As western governments grow increasingly invested in anti-IS efforts, the foreign policy blogosphere has become obsessed with questions of what exactly IS is, and what they’re after. Graeme Wood’s Atlantic cover story “What ISIS Really Wants,” which essentially claims that IS is best understood in a religious framework, has been particularly influential in this debate. The article went viral online, and remained one of the Atlantic’s most-viewed stories for weeks afterward.

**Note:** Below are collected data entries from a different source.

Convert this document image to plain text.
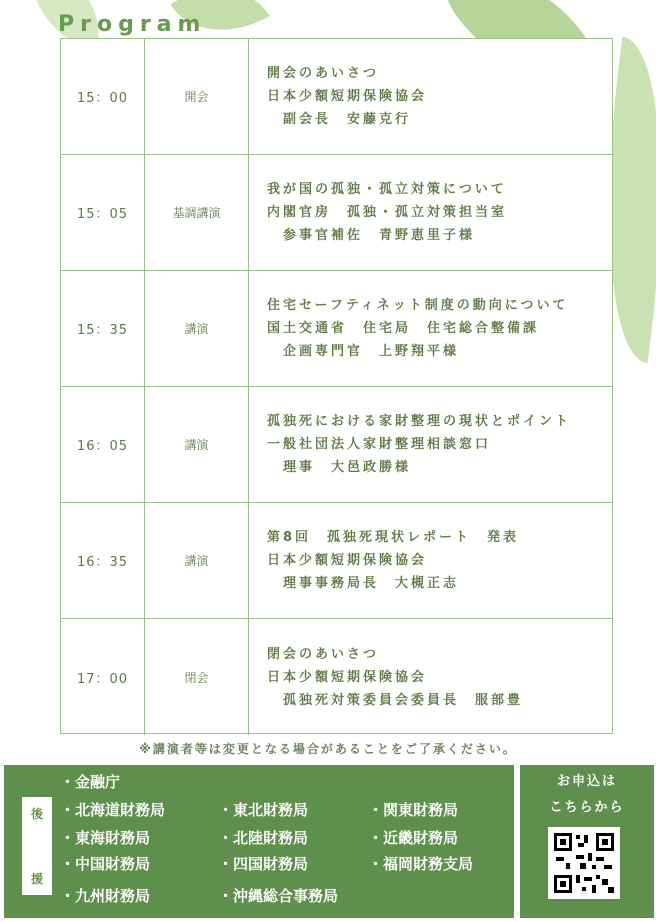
Program
15：00	開会
開会のあいさつ
日本少額短期保険協会
副会長　安藤克行
15：05	基調講演
我が国の孤独・孤立対策について
内閣官房　孤独・孤立対策担当室
参事官補佐　青野恵里子様
15：35	講演
住宅セーフティネット制度の動向について
国土交通省　住宅局　住宅総合整備課
企画専門官　上野翔平様
16：05	講演
孤独死における家財整理の現状とポイント
一般社団法人家財整理相談窓口
理事　大邑政勝様
16：35	講演
第8回　孤独死現状レポート　発表
日本少額短期保険協会
理事事務局長　大槻正志
17：00	閉会
閉会のあいさつ
日本少額短期保険協会
孤独死対策委員会委員長　服部豊
※講演者等は変更となる場合があることをご了承ください。
後
援
・金融庁
・北海道財務局	・東北財務局	・関東財務局
・東海財務局	・北陸財務局	・近畿財務局
・中国財務局	・四国財務局	・福岡財務支局
・九州財務局	・沖縄総合事務局
お申込は
こちらから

There are a number of problems with Wood’s analysis. For starters he claims that IS is benefitting from an influx of jihadis “from around the world,” which is “unprecedented in its pace and volume, and is continuing.” This is part of a popular media narrative wherein, activated by a vaguely-described process of “online recruitment,” legions of heretofore-dormant young Muslim men IN OUR OWN BACKYARDS are flocking from Boise and Birmingham to join IS. Even more nefariously, we’re told, IS is recruiting young Muslim women using kittens and Nutella.
The problem with this narrative, dear reader, is that there is little hard evidence that this sort of thing is actually happening in anything like the numbers Wood and others cite. Even the arch-scaremongers of the CIA only put the number of Westerners in IS’s ranks at a couple of thousand. Meanwhile, in the Arab world, social media is more likely to be used to mock IS than to mobilize for them.